Morphogenesis of benign prostatic hyperplasia and prostate carcinoma

Enlargement of the prostate is an age-related, physiological process that is unique in human tissue. The prostate gland is the most common site of neoplastic disorders in men. Despite the growing impact of the various prostate diseases in terms of morbidity and mortality, the pathogenesis of benign prostate hyperplasia (BPH) and prostate cancer remains poorly understood. This reflects the complex composition of the gland with different anatomic, cellular and functional compartments that are differentially involved in benign and malignant disease processes. The present review summarizes new concepts on the morphogenesis of normal and abnormal growth in the human prostate.
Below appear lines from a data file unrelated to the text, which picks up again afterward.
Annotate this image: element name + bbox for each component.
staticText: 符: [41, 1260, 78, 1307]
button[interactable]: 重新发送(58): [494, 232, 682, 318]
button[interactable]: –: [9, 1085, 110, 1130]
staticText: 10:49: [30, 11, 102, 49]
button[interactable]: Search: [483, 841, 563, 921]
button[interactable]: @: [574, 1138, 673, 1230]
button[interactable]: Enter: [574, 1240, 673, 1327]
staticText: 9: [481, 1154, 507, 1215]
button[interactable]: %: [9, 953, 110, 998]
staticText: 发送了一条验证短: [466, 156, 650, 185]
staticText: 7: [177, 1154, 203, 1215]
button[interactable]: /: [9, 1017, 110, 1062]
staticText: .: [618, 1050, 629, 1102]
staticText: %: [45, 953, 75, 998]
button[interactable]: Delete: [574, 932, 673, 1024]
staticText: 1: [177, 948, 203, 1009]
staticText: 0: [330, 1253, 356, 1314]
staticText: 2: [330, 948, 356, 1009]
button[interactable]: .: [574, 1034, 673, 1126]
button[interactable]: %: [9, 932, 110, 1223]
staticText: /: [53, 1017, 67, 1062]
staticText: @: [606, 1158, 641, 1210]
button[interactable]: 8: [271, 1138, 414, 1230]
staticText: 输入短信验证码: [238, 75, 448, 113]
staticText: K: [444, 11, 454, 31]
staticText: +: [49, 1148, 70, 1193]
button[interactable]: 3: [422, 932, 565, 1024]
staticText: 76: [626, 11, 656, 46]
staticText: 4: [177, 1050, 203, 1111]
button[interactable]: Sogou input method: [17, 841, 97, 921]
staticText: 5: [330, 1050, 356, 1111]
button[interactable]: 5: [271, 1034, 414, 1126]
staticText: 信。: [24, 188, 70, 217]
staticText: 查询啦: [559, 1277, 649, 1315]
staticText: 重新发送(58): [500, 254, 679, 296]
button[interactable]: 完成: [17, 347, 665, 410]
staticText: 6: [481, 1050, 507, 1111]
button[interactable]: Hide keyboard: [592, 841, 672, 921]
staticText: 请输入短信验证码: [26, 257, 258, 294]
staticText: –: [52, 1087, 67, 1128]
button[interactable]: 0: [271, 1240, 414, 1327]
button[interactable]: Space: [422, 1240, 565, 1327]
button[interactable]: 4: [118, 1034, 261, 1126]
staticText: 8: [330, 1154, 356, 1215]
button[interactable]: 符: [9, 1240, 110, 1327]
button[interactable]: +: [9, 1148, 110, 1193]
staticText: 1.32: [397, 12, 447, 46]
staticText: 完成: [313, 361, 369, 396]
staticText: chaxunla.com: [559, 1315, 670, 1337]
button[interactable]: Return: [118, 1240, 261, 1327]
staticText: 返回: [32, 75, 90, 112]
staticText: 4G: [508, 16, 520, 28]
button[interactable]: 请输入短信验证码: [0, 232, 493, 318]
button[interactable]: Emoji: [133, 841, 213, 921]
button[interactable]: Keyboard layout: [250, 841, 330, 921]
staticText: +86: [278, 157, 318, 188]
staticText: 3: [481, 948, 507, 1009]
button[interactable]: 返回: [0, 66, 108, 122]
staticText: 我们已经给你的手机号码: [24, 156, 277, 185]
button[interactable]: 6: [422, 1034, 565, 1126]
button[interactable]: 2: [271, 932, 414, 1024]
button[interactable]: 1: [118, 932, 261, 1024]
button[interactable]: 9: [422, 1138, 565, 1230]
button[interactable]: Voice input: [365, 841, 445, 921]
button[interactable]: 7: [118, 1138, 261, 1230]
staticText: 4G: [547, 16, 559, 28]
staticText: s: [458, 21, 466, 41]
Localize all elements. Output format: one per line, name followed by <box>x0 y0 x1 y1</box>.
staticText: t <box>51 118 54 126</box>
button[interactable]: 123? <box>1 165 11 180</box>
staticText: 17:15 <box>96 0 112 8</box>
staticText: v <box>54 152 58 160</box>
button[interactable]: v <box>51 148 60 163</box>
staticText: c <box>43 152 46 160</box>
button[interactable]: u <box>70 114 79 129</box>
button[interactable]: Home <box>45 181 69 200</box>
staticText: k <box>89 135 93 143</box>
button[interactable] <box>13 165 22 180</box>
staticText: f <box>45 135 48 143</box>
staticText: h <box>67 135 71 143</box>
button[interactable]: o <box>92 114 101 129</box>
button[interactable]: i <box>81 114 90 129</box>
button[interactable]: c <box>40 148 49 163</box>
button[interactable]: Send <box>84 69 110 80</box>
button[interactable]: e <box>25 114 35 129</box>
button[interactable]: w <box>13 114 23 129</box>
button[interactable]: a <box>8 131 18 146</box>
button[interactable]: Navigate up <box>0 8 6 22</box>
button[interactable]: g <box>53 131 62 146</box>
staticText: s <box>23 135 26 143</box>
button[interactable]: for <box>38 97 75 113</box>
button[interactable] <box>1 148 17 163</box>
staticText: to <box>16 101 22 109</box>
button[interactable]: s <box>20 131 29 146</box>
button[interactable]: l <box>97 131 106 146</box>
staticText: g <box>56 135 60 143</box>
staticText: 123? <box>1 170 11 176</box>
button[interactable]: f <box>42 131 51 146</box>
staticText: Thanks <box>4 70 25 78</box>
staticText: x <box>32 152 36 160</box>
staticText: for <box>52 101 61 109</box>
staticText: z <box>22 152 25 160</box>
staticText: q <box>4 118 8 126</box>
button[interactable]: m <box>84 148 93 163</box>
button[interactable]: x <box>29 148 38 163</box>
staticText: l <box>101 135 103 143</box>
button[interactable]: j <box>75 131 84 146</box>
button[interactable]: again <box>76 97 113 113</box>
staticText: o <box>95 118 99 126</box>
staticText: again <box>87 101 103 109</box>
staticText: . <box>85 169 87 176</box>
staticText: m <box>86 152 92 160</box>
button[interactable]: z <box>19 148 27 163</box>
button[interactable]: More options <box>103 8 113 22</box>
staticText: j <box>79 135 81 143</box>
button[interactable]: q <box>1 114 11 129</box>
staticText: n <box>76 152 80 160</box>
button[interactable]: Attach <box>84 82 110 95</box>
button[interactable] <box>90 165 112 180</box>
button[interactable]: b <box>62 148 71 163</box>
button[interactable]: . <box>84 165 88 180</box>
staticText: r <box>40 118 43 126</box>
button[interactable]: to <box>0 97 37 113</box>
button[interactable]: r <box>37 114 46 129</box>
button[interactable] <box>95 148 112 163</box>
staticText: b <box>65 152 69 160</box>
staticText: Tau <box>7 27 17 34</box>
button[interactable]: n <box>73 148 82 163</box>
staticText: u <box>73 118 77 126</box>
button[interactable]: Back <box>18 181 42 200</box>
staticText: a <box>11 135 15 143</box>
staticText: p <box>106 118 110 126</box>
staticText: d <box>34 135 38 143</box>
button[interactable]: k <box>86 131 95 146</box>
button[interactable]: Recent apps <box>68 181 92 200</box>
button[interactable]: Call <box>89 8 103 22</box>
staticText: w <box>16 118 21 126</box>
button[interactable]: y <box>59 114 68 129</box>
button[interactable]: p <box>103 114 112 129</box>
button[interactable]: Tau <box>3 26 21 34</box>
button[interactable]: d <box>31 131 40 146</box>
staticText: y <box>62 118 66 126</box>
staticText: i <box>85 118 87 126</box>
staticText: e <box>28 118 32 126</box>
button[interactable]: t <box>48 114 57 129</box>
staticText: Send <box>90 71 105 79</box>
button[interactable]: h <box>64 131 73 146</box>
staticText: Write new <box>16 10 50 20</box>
There is increasing evidence that prostatic stem cells are located in the basal cell layer that is basically involved in normal growth and the development of glandular hyperplasia and prostate cancer. High-grade prostatic intraepithelial neoplasia is considered the most likely precursor of clinically important cancer of the peripheral zone. Severe differentiation and proliferation abnormalities occur during malignant transformation of the prostatic epithelium. These premalignant changes are associated with abnormal expression of growth factor receptors, oncogene and suppressor gene products and genetic instability. During the process of stromal invasion the transformed cells lose their basal cell phenotype and produce basement membrane-like matrices. Common prostate cancer is mainly composed of exocrine cell types that remain androgen-responsive even in hormone-independent disease. The frequent occurrence of neuroendocrine differentiation in common prostate cancer reflects the differentiation potency of its stem cells. The endocrine phenotype derives from exocrine tumor cells via intermediate (amphicrine) cell types. Neuroendocrine tumor cells consistently lack the nuclear androgen receptor and represent an androgen-insensitive cell population in prostate cancer.